Colorado cannabis customers swarm as drug's sale goes legal
Long queues have been seen as the world's first state-licensed marijuana industry opened for business in the US state of Colorado.
Hordes of customers braved bitter cold and snow at about two dozen outlets across the mountainous state.
Residents aged 21 and over can buy 1oz (28g), while those from out of the state can purchase up to 0.25oz.
Washington state has also legalised cannabis, and is expected to allow the drug's sale later this year.
Colorado's system differs from the Netherlands in that the Dutch have never legalised cannabis, even though the purchase and consumption of small amounts of the drug have been informally permitted since 1976.
Last month, Uruguay became the first country in the world to fully legalise pot, but it has yet to set up its system.
Blustery winter weather could not deter Colorado's cannabis consumers from turning out in large numbers on 1 January, dubbed Green Wednesday, to see history in the making.
Joints, cannabis pastries and confectionary, and even marijuana-infused soaps, oils and lotions were on sale at licensed dispensaries.
Under the new rules, cannabis can only be smoked on private premises, with the permission of the owners.
Police reportedly issued citations to several shoppers who appeared to be under the impression that the new rules allowed them to smoke pot in public.
"It's a huge deal for me," Andre Barr, a 34-year-old deliveryman who drove all the way from the state of Michigan, told the Associated Press news agency. "This wait is nothing."
Jacob Elliott, 31, a defence contractor from Leesburg, Virginia, near Washington DC, told Reuters news agency as he queued outside the 3D Cannabis Center in Denver: "I never thought it would happen."
Colorado's policy places it at the forefront of efforts in the US to legalise cannabis.

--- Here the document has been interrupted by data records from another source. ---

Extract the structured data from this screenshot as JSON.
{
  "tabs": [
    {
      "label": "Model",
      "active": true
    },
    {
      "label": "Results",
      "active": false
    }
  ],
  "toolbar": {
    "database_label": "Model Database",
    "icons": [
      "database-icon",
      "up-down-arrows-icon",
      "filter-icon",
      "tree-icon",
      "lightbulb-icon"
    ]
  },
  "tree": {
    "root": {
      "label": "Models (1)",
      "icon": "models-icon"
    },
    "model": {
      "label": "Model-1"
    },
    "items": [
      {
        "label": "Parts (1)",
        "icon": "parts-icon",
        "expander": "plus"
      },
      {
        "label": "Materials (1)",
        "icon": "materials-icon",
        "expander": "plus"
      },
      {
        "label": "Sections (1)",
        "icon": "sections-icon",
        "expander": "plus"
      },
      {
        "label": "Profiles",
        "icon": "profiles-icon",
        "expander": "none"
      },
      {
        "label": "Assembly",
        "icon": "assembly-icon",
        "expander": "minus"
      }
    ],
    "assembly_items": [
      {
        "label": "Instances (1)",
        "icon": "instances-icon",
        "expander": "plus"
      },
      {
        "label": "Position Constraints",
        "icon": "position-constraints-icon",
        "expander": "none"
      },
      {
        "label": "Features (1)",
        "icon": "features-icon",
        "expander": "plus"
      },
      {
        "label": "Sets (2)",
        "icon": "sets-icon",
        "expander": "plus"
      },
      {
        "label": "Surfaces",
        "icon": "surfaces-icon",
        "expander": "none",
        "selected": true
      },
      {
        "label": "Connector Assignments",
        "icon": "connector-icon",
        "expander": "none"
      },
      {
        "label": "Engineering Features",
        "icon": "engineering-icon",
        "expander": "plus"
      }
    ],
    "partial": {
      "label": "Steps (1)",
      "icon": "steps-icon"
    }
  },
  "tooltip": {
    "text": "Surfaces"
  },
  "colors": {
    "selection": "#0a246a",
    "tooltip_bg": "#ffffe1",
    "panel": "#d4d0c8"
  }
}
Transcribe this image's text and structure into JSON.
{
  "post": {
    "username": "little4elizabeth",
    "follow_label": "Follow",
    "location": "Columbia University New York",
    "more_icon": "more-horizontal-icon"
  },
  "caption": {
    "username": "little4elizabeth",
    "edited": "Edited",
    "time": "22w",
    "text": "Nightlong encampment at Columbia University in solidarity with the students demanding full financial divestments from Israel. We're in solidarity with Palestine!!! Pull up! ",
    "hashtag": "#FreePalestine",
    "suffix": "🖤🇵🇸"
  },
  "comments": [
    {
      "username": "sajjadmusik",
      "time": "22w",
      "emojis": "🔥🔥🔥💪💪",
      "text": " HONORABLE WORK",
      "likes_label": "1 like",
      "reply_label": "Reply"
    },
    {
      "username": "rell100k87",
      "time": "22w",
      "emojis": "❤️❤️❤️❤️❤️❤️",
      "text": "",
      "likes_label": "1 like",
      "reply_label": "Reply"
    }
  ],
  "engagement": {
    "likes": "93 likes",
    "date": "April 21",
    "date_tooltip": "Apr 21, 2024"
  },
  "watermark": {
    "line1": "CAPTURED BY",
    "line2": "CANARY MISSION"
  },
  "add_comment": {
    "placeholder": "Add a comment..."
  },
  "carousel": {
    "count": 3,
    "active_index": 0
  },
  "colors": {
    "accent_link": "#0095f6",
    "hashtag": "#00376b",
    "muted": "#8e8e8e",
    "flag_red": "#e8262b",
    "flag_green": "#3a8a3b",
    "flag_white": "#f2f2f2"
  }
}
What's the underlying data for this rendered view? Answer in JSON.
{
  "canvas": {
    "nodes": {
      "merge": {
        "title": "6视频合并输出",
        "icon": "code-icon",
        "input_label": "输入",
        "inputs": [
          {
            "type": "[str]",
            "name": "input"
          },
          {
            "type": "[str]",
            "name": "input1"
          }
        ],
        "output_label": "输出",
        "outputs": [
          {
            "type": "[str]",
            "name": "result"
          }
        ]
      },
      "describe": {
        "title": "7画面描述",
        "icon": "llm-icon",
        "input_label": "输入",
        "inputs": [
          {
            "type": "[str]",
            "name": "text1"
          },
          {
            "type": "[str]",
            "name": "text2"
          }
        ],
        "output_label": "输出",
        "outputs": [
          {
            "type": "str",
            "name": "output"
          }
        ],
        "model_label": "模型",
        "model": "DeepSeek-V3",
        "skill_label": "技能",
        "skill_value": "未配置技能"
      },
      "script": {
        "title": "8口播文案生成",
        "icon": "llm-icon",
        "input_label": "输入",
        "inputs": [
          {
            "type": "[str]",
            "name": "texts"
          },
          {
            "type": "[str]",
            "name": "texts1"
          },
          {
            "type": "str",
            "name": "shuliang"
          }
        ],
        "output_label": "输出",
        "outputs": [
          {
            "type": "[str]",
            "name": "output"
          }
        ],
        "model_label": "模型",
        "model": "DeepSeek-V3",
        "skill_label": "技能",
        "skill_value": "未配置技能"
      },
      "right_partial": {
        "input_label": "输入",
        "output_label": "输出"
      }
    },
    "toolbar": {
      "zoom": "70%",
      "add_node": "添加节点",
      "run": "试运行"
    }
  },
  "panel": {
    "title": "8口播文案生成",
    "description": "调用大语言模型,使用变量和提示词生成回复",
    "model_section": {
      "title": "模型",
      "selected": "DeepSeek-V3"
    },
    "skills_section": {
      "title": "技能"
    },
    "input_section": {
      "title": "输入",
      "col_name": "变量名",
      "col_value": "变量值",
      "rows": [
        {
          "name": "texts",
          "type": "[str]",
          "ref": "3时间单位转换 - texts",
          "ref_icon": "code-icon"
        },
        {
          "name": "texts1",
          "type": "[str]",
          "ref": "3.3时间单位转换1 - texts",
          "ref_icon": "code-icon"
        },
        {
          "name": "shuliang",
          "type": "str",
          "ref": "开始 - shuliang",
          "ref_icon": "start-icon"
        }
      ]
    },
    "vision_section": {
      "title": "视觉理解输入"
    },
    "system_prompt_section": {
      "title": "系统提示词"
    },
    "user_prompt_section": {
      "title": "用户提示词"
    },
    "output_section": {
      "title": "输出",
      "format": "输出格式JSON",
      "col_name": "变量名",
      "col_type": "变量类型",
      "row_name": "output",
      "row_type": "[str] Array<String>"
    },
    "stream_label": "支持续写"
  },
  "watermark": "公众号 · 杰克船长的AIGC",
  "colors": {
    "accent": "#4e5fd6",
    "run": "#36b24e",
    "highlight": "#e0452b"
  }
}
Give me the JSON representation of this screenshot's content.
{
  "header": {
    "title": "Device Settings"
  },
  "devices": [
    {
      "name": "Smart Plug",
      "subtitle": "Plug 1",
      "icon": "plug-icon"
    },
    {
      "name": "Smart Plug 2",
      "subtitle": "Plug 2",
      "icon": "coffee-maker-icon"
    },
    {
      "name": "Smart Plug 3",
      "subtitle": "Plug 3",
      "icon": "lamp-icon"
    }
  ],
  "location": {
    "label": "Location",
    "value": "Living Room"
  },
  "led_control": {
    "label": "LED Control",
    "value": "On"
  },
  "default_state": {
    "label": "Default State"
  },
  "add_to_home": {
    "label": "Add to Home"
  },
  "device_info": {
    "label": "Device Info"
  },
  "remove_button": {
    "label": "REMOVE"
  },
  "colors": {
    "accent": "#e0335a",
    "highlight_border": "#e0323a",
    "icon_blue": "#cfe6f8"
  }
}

In 18 other states, marijuana is approved for medical purposes, though the drug is still illegal under federal law.
The US Department of Justice has advised Colorado officials to ensure the drug remains within state borders or face a federal crackdown.
Signs at Denver International Airport warn travellers they are forbidden to take the drug home with them.

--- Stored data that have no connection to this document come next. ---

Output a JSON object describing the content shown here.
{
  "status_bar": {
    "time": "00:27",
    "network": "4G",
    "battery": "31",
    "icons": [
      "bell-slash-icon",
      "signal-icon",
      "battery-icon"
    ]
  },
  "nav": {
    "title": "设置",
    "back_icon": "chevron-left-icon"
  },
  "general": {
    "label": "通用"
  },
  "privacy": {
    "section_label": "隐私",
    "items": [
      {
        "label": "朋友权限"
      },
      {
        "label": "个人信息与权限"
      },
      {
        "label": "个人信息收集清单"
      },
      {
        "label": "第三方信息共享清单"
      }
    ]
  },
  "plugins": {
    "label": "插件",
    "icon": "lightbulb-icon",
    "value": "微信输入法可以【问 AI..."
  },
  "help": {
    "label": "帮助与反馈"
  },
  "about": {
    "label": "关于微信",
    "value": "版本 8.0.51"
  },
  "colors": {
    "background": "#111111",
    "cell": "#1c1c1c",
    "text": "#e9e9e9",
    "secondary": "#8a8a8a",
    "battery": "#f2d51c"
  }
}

Store owners stocked up, hired extra security and prepared celebrations for their Green Wednesday grand opening.
But it wasn't just the customers that were high - the prices were enough to give some a sore head.
One dispensary was charging $70 (£42) for one-eighth of an ounce of cannabis, nearly three times what medical marijuana patients had been paying just a day earlier for the same amount.
Iraq war veteran Sean Azzariti, who has campaigned to legalise marijuana, reportedly made Colorado's first legal recreational marijuana purchase, at an outlet in Denver.
He said the drug helps to ease his symptoms of post-traumatic stress disorder.
"I couldn't be happier," he told US media. "It's a huge stepping stone for other states as well, so it's a huge honour, to say the least."
Under a measure approved by Colorado's voters, possession, cultivation and private, personal, recreational consumption of marijuana has already been legal in the state for more than a year.
But under the new law that took effect on Wednesday, cannabis is being sold and taxed like alcohol.
State officials expect it to raise $67m in annual tax revenue, a chunk of which will be used for school construction.
A total of 136 stores, mostly in Denver, have so far been given licences to sell marijuana with more permits pending.
Some communities elsewhere in Colorado have exercised their right not to have the stores.
Supporters of legalising cannabis have praised Colorado's move.
But critics say it sends the wrong message to the nation's youth and fear it will lead to serious health and psychiatric problems.